LA PENÚLTIMA FILA A LA IZQUIERDA: Si la lengua callara, por Ana Bosch López
10 de junio de 2005
Me senté en la penúltima fila a la izquierda
de aquel patio de butacas desierto por unos instantes más. Olía a pintura
vieja, a humedad y a recuerdos, muchos recuerdos.
De fondo, los Lieder onhe Worthe de Felix Mendelssohn inundaban el ambiente.
Cerré los ojos para escucharlos y no tardé en caer en un estado de paz
emocional difícil de explicar. Mis sentimientos se ordenaban inconscientemente
y mi razón caía aplastante a la lógica de aquellos acordes. Todo parecía
sencillo. Esas pequeñas grandes piezas hacían que lo pareciera. Sentía que
podía pensar casi cualquier cosa sin miedo, que cualquier emoción era válida y
a la vez inexplicable. Resurgieron en mí algunos recuerdos ya olvidados, o
reprimidos, quien sabe. Y entonces la paz se hizo mayor. Me sentí seguro, a
salvo en aquel placentero momento, el mundo parecía haberse detenido por un
momento para permitirme saborear unos instantes y grabarlos en mi memoria para
siempre jamás. Y de repente, lo noté. Noté aquel vuelco del estómago que cambió
el rumbo de mis pensamientos sin dejarme salir el trance donde estaba sumido.
Resurgió en mi un mar de emociones encontradas y de imágenes que parecían
perdidas el algún rincón que nunca me atrevería a explorar.

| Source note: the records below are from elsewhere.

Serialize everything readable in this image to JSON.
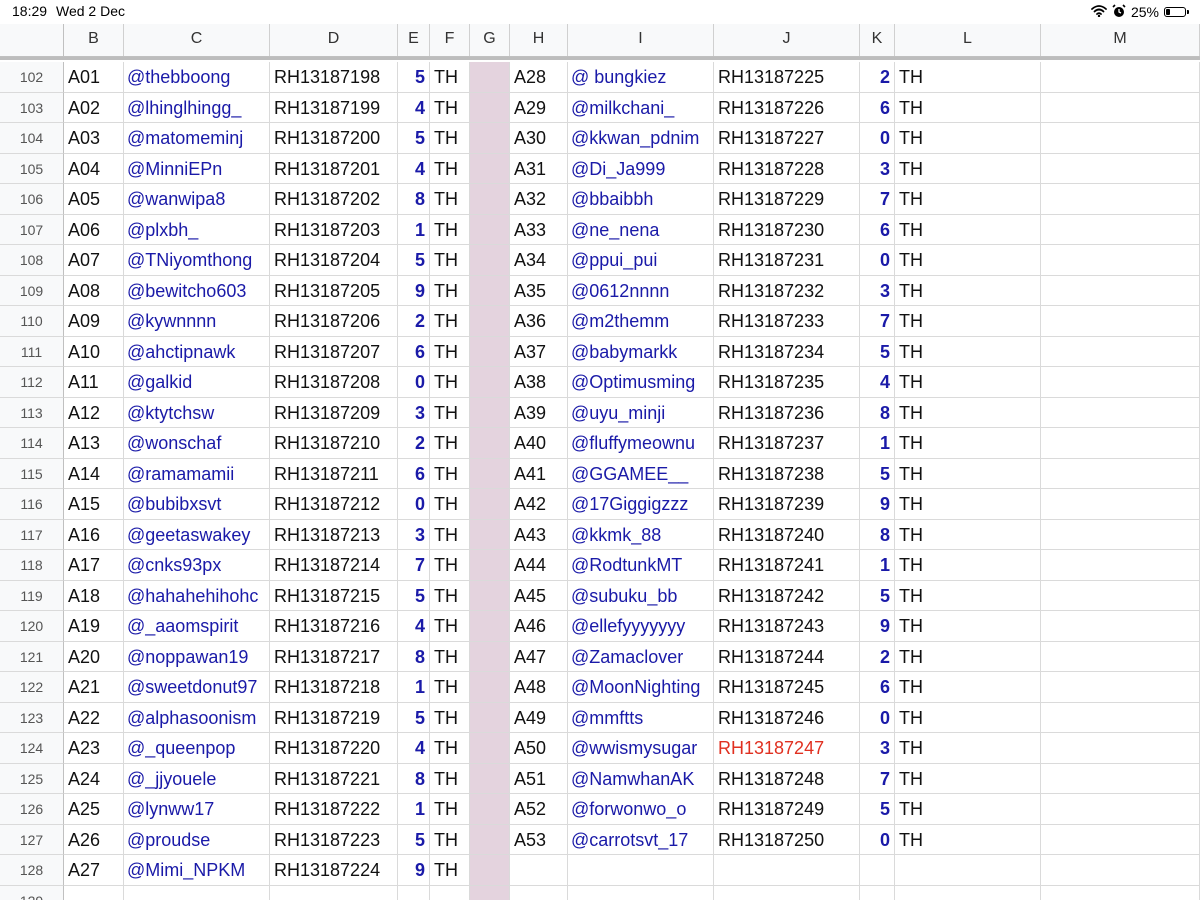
{
  "status_bar": {
    "time": "18:29",
    "date": "Wed 2 Dec",
    "battery": "25%",
    "battery_level": 0.25,
    "icons": [
      "wifi-icon",
      "alarm-icon",
      "battery-icon"
    ]
  },
  "colors": {
    "handle_text": "#1a1aa8",
    "highlight_text": "#e03020",
    "g_column_fill": "#e4d3de"
  },
  "columns": [
    "B",
    "C",
    "D",
    "E",
    "F",
    "G",
    "H",
    "I",
    "J",
    "K",
    "L",
    "M"
  ],
  "rows": [
    {
      "n": "102",
      "b": "A01",
      "c": "@thebboong",
      "d": "RH13187198",
      "e": "5",
      "f": "TH",
      "h": "A28",
      "i": "@ bungkiez",
      "j": "RH13187225",
      "k": "2",
      "l": "TH"
    },
    {
      "n": "103",
      "b": "A02",
      "c": "@lhinglhingg_",
      "d": "RH13187199",
      "e": "4",
      "f": "TH",
      "h": "A29",
      "i": "@milkchani_",
      "j": "RH13187226",
      "k": "6",
      "l": "TH"
    },
    {
      "n": "104",
      "b": "A03",
      "c": "@matomeminj",
      "d": "RH13187200",
      "e": "5",
      "f": "TH",
      "h": "A30",
      "i": "@kkwan_pdnim",
      "j": "RH13187227",
      "k": "0",
      "l": "TH"
    },
    {
      "n": "105",
      "b": "A04",
      "c": "@MinniEPn",
      "d": "RH13187201",
      "e": "4",
      "f": "TH",
      "h": "A31",
      "i": "@Di_Ja999",
      "j": "RH13187228",
      "k": "3",
      "l": "TH"
    },
    {
      "n": "106",
      "b": "A05",
      "c": "@wanwipa8",
      "d": "RH13187202",
      "e": "8",
      "f": "TH",
      "h": "A32",
      "i": "@bbaibbh",
      "j": "RH13187229",
      "k": "7",
      "l": "TH"
    },
    {
      "n": "107",
      "b": "A06",
      "c": "@plxbh_",
      "d": "RH13187203",
      "e": "1",
      "f": "TH",
      "h": "A33",
      "i": "@ne_nena",
      "j": "RH13187230",
      "k": "6",
      "l": "TH"
    },
    {
      "n": "108",
      "b": "A07",
      "c": "@TNiyomthong",
      "d": "RH13187204",
      "e": "5",
      "f": "TH",
      "h": "A34",
      "i": "@ppui_pui",
      "j": "RH13187231",
      "k": "0",
      "l": "TH"
    },
    {
      "n": "109",
      "b": "A08",
      "c": "@bewitcho603",
      "d": "RH13187205",
      "e": "9",
      "f": "TH",
      "h": "A35",
      "i": "@0612nnnn",
      "j": "RH13187232",
      "k": "3",
      "l": "TH"
    },
    {
      "n": "110",
      "b": "A09",
      "c": "@kywnnnn",
      "d": "RH13187206",
      "e": "2",
      "f": "TH",
      "h": "A36",
      "i": "@m2themm",
      "j": "RH13187233",
      "k": "7",
      "l": "TH"
    },
    {
      "n": "111",
      "b": "A10",
      "c": "@ahctipnawk",
      "d": "RH13187207",
      "e": "6",
      "f": "TH",
      "h": "A37",
      "i": "@babymarkk",
      "j": "RH13187234",
      "k": "5",
      "l": "TH"
    },
    {
      "n": "112",
      "b": "A11",
      "c": "@galkid",
      "d": "RH13187208",
      "e": "0",
      "f": "TH",
      "h": "A38",
      "i": "@Optimusming",
      "j": "RH13187235",
      "k": "4",
      "l": "TH"
    },
    {
      "n": "113",
      "b": "A12",
      "c": "@ktytchsw",
      "d": "RH13187209",
      "e": "3",
      "f": "TH",
      "h": "A39",
      "i": "@uyu_minji",
      "j": "RH13187236",
      "k": "8",
      "l": "TH"
    },
    {
      "n": "114",
      "b": "A13",
      "c": "@wonschaf",
      "d": "RH13187210",
      "e": "2",
      "f": "TH",
      "h": "A40",
      "i": "@fluffymeownu",
      "j": "RH13187237",
      "k": "1",
      "l": "TH"
    },
    {
      "n": "115",
      "b": "A14",
      "c": "@ramamamii",
      "d": "RH13187211",
      "e": "6",
      "f": "TH",
      "h": "A41",
      "i": "@GGAMEE__",
      "j": "RH13187238",
      "k": "5",
      "l": "TH"
    },
    {
      "n": "116",
      "b": "A15",
      "c": "@bubibxsvt",
      "d": "RH13187212",
      "e": "0",
      "f": "TH",
      "h": "A42",
      "i": "@17Giggigzzz",
      "j": "RH13187239",
      "k": "9",
      "l": "TH"
    },
    {
      "n": "117",
      "b": "A16",
      "c": "@geetaswakey",
      "d": "RH13187213",
      "e": "3",
      "f": "TH",
      "h": "A43",
      "i": "@kkmk_88",
      "j": "RH13187240",
      "k": "8",
      "l": "TH"
    },
    {
      "n": "118",
      "b": "A17",
      "c": "@cnks93px",
      "d": "RH13187214",
      "e": "7",
      "f": "TH",
      "h": "A44",
      "i": "@RodtunkMT",
      "j": "RH13187241",
      "k": "1",
      "l": "TH"
    },
    {
      "n": "119",
      "b": "A18",
      "c": "@hahahehihohc",
      "d": "RH13187215",
      "e": "5",
      "f": "TH",
      "h": "A45",
      "i": "@subuku_bb",
      "j": "RH13187242",
      "k": "5",
      "l": "TH"
    },
    {
      "n": "120",
      "b": "A19",
      "c": "@_aaomspirit",
      "d": "RH13187216",
      "e": "4",
      "f": "TH",
      "h": "A46",
      "i": "@ellefyyyyyyy",
      "j": "RH13187243",
      "k": "9",
      "l": "TH"
    },
    {
      "n": "121",
      "b": "A20",
      "c": "@noppawan19",
      "d": "RH13187217",
      "e": "8",
      "f": "TH",
      "h": "A47",
      "i": "@Zamaclover",
      "j": "RH13187244",
      "k": "2",
      "l": "TH"
    },
    {
      "n": "122",
      "b": "A21",
      "c": "@sweetdonut97",
      "d": "RH13187218",
      "e": "1",
      "f": "TH",
      "h": "A48",
      "i": "@MoonNighting",
      "j": "RH13187245",
      "k": "6",
      "l": "TH"
    },
    {
      "n": "123",
      "b": "A22",
      "c": "@alphasoonism",
      "d": "RH13187219",
      "e": "5",
      "f": "TH",
      "h": "A49",
      "i": "@mmftts",
      "j": "RH13187246",
      "k": "0",
      "l": "TH"
    },
    {
      "n": "124",
      "b": "A23",
      "c": "@_queenpop",
      "d": "RH13187220",
      "e": "4",
      "f": "TH",
      "h": "A50",
      "i": "@wwismysugar",
      "j": "RH13187247",
      "k": "3",
      "l": "TH",
      "j_highlight": true
    },
    {
      "n": "125",
      "b": "A24",
      "c": "@_jjyouele",
      "d": "RH13187221",
      "e": "8",
      "f": "TH",
      "h": "A51",
      "i": "@NamwhanAK",
      "j": "RH13187248",
      "k": "7",
      "l": "TH"
    },
    {
      "n": "126",
      "b": "A25",
      "c": "@lynww17",
      "d": "RH13187222",
      "e": "1",
      "f": "TH",
      "h": "A52",
      "i": "@forwonwo_o",
      "j": "RH13187249",
      "k": "5",
      "l": "TH"
    },
    {
      "n": "127",
      "b": "A26",
      "c": "@proudse",
      "d": "RH13187223",
      "e": "5",
      "f": "TH",
      "h": "A53",
      "i": "@carrotsvt_17",
      "j": "RH13187250",
      "k": "0",
      "l": "TH"
    },
    {
      "n": "128",
      "b": "A27",
      "c": "@Mimi_NPKM",
      "d": "RH13187224",
      "e": "9",
      "f": "TH",
      "h": "",
      "i": "",
      "j": "",
      "k": "",
      "l": ""
    },
    {
      "n": "129",
      "b": "",
      "c": "",
      "d": "",
      "e": "",
      "f": "",
      "h": "",
      "i": "",
      "j": "",
      "k": "",
      "l": ""
    }
  ]
}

En mi mente, el mismo lugar, pero en un
ambiente totalmente diferente.
Recordé entrar en aquella sala sin gana
alguna. La abuela Nancy me obligó a acompañarla. Nunca entendí porque se empeñó
de aquella manera en que fuese con ella, en el fondo creo que intuía algo. La abuela siempre ha tenido una intuición
fuera de lo común, y creo que sabía que debía ir a ese concierto.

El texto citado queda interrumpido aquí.